King Charles III made strong and clear statements during his address at COP28, stating that “The Earth does not belong to us.” and rather “We belong to the Earth.” King Charles III emphasized that “humans are carrying out a vast, frightening experiment on the planet” and that we are taking the natural world “outside balanced norms and limits and into dangerous unchartered territory.”

At a meeting of the Green Climate Fund, similar themes from past COPs were articulated, including a statement from a Brazil delegate that while incremental progress is being made to increase the fund, we are still not reaching the goal of $100 billion. Over the years, I’ve attended sessions of the Green Climate Fund, and in my opinion there is not enough facilitative leadership to take comments made by delegates, synthesize them and put forth a proposed plan of action for review. Hesitant leadership has resulted in a process that is bogged down on this and other issues. Other countries echoed this sentiment. Another big issue is how long it takes to get funding to projects (countries have had periods of 18-34 months to receive accreditation to get funds for mitigation and adaptation projects).

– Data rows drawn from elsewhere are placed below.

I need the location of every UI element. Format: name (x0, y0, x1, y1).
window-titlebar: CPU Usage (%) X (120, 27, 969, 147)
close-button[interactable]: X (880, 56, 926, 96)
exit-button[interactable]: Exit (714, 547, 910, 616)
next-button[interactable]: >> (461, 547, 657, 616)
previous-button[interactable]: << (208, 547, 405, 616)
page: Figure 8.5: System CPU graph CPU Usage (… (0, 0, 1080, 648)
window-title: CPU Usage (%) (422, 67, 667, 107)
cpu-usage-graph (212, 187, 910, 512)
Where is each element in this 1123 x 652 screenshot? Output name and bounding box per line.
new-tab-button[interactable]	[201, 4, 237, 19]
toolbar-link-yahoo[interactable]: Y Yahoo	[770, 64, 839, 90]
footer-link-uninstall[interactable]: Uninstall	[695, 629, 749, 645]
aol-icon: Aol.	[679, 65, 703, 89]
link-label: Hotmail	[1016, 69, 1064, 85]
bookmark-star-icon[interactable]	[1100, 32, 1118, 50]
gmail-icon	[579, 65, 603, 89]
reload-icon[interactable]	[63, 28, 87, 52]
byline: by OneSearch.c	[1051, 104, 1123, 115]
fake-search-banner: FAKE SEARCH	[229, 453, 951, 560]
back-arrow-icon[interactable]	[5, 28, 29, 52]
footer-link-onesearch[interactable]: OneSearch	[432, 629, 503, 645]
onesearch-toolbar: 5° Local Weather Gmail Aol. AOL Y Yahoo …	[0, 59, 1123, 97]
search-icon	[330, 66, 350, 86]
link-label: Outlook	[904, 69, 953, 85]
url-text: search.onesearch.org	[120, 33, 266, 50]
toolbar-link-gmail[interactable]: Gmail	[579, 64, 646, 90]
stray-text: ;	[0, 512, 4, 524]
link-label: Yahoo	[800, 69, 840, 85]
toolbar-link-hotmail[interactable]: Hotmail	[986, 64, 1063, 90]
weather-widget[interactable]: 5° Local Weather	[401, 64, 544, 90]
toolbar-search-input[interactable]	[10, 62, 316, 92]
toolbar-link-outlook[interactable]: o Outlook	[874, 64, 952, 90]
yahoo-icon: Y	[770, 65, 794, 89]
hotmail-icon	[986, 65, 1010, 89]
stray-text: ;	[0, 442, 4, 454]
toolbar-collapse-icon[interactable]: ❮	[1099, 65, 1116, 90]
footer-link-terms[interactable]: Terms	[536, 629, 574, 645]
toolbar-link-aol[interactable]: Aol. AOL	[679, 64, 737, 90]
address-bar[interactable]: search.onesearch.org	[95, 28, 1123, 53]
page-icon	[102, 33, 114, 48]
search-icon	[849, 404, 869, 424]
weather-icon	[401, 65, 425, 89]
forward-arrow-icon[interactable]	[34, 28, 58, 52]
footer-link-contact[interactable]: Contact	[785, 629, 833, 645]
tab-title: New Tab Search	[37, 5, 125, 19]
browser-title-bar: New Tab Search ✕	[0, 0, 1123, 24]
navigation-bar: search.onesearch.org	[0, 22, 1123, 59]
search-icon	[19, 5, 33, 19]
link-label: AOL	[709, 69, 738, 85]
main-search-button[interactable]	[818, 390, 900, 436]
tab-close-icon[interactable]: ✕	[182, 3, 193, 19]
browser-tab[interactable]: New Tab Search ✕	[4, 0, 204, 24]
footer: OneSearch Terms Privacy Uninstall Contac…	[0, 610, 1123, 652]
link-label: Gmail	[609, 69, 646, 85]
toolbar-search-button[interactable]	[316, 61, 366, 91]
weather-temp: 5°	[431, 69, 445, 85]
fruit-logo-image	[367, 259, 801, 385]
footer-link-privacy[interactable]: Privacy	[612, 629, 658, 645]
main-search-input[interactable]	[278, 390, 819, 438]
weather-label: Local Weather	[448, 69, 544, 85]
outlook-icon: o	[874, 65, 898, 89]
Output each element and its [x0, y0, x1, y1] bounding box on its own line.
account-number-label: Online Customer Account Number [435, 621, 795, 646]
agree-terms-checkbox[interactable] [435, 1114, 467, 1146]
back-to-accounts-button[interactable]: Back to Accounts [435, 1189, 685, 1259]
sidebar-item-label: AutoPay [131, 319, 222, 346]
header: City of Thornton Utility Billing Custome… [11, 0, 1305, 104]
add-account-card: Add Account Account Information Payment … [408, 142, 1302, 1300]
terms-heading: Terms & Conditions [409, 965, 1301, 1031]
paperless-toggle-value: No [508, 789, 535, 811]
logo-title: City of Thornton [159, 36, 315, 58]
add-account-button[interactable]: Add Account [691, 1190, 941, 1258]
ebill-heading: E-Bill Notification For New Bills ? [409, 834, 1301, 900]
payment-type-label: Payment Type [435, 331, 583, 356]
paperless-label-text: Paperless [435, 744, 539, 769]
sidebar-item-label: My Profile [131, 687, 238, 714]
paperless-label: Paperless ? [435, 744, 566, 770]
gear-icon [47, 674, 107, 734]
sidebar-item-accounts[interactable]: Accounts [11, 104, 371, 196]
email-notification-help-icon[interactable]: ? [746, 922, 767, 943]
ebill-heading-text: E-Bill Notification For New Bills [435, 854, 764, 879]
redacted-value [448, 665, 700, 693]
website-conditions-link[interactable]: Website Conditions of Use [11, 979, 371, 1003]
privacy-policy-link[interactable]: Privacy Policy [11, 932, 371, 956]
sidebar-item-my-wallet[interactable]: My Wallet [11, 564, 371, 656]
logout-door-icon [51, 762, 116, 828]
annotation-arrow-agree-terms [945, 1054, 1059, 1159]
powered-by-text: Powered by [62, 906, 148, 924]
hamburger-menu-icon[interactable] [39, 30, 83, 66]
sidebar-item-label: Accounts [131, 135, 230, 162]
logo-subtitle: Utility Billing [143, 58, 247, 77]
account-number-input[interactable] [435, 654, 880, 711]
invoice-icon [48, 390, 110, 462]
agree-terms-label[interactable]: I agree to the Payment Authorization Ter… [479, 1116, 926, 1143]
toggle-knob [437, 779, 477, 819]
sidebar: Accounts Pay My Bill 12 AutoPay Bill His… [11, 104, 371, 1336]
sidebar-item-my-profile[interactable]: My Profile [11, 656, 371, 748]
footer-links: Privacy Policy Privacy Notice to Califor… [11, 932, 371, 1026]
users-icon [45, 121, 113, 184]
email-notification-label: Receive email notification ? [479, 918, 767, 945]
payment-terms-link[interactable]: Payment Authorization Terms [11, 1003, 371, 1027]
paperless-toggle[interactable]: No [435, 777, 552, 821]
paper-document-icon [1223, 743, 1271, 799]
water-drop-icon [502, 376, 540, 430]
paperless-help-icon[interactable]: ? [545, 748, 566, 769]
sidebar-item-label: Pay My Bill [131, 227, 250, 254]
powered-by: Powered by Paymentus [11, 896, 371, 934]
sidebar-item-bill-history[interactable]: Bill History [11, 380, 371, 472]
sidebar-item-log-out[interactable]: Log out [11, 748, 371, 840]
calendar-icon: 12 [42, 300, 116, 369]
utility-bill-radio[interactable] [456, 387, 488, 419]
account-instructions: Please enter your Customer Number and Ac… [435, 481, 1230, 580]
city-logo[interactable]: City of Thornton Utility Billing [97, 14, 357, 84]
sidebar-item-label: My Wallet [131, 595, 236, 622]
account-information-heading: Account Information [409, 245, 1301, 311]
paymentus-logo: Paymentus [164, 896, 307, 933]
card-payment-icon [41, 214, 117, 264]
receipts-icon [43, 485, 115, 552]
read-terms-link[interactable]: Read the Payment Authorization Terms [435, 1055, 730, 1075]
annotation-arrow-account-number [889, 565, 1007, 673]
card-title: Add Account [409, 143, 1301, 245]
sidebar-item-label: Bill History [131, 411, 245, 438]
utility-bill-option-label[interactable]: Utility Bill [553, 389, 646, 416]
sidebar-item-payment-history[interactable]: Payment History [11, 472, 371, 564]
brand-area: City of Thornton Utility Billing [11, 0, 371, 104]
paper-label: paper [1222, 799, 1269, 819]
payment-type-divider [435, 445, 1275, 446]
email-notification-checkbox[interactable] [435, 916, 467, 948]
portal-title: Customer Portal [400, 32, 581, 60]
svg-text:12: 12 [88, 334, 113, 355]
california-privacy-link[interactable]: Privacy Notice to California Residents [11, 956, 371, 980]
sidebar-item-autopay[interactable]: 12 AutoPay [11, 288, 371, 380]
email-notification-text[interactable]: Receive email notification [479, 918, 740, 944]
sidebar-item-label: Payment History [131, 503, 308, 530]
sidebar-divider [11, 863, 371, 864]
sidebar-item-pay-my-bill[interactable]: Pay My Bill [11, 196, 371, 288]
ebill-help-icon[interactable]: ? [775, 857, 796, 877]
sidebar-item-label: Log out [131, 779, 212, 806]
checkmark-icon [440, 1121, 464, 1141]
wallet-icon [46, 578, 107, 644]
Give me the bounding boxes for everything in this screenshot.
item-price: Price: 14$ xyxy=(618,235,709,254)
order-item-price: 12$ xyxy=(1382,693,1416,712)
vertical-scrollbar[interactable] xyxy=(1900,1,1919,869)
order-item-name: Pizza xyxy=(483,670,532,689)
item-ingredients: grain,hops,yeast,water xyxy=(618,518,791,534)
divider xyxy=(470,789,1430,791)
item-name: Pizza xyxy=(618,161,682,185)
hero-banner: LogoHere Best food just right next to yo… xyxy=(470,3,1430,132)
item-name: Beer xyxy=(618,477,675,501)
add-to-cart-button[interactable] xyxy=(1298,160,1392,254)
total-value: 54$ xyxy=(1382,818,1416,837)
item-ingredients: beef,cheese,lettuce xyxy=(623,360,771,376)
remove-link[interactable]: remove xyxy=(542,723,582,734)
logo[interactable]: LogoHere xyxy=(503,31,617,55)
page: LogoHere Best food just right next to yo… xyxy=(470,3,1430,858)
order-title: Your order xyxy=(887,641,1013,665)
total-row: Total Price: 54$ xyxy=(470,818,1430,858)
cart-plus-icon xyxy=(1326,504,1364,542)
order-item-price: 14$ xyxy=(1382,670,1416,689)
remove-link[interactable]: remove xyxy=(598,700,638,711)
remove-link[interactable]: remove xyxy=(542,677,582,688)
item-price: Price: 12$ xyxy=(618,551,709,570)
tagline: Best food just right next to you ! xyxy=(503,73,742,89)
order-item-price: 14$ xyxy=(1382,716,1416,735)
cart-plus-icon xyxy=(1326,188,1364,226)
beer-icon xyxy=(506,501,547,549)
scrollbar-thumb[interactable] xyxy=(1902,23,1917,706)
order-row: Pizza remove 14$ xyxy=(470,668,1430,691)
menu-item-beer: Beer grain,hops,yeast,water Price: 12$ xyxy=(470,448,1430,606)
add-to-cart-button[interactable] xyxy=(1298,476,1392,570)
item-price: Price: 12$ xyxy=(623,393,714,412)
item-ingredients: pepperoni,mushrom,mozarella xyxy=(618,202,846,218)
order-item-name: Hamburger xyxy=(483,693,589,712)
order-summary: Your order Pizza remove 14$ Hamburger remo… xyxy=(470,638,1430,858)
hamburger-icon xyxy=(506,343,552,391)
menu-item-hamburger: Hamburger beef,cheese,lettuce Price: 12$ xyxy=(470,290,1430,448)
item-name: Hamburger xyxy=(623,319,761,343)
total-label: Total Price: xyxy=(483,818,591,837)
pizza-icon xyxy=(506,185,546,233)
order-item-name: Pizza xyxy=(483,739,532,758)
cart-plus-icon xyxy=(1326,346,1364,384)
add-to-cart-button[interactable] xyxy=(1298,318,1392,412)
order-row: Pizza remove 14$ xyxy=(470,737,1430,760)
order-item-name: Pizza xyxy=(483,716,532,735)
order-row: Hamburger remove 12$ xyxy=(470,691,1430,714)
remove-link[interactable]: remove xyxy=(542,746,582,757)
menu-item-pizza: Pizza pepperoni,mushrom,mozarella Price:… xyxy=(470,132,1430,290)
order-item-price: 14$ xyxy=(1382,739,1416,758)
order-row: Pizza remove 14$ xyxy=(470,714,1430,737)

Funding distribution needs to be simplified, while striking the balance between project review and accountability and getting funds disbursed in a timely manner. The clock is ticking.

U.S. Vice President, Kamala Harris, addressing COP28 delegates.

Lastly, there has been some criticism that most of the funds are going to climate mitigation rather than striking a 50-50 balance in the original agreement between mitigation and adaptation. Poor countries are dealing with the impact of climate change now and have expressed need for funding through the Green Climate Fund and the Loss & Damage Fund to pay for the impacts of climate change.

I spent time at the US Center today listening to and speaking with Mayor Cantrell of New Orleans and White House Climate Advisor Gina McCarthy, who moderated a panel on subnational climate initiatives. McCarthy – an eternal optimist with great energy – stated that change happens at the town and community level, while Mayor Cantrell spoke about New Orleans’ adaptation initiatives and funding ($8 million for trees; opt-out recycling; $55 million to strengthen the electric grid; $1.3 million for wetland restoration to mitigate hurricane impact; $250 million for an energy resilience hub). John Podesta, a senior advisor to President Biden on clean energy, reiterated the US goal of 80% clean power by 2023 and 50% EVs by 2030 – despite US emissions increasing by 2% this year in the face of a 7% reduction goal. In a late decision, Kamala Harris arrived at COP28 today and gave a speech mid-afternoon that underscored that the US is walking the talk through billions of funds being distributed through the bi-partisan Inflation Reduction Act, while announcing the US’ new commitment of $3 billion to the Green Climate Fund.

A few other tidbits: Microsoft is developing an AI Playbook for Sustainability; Maryland is on fire with regional and state initiatives that have reduced emissions by 30% from 2006 and has the goal of 60% ghg reductions by 2031; and the US Climate Alliance (25 governors drawn together in response to Trump’s inaction) is gaining steam and collaborating to drive statewide emissions reductions.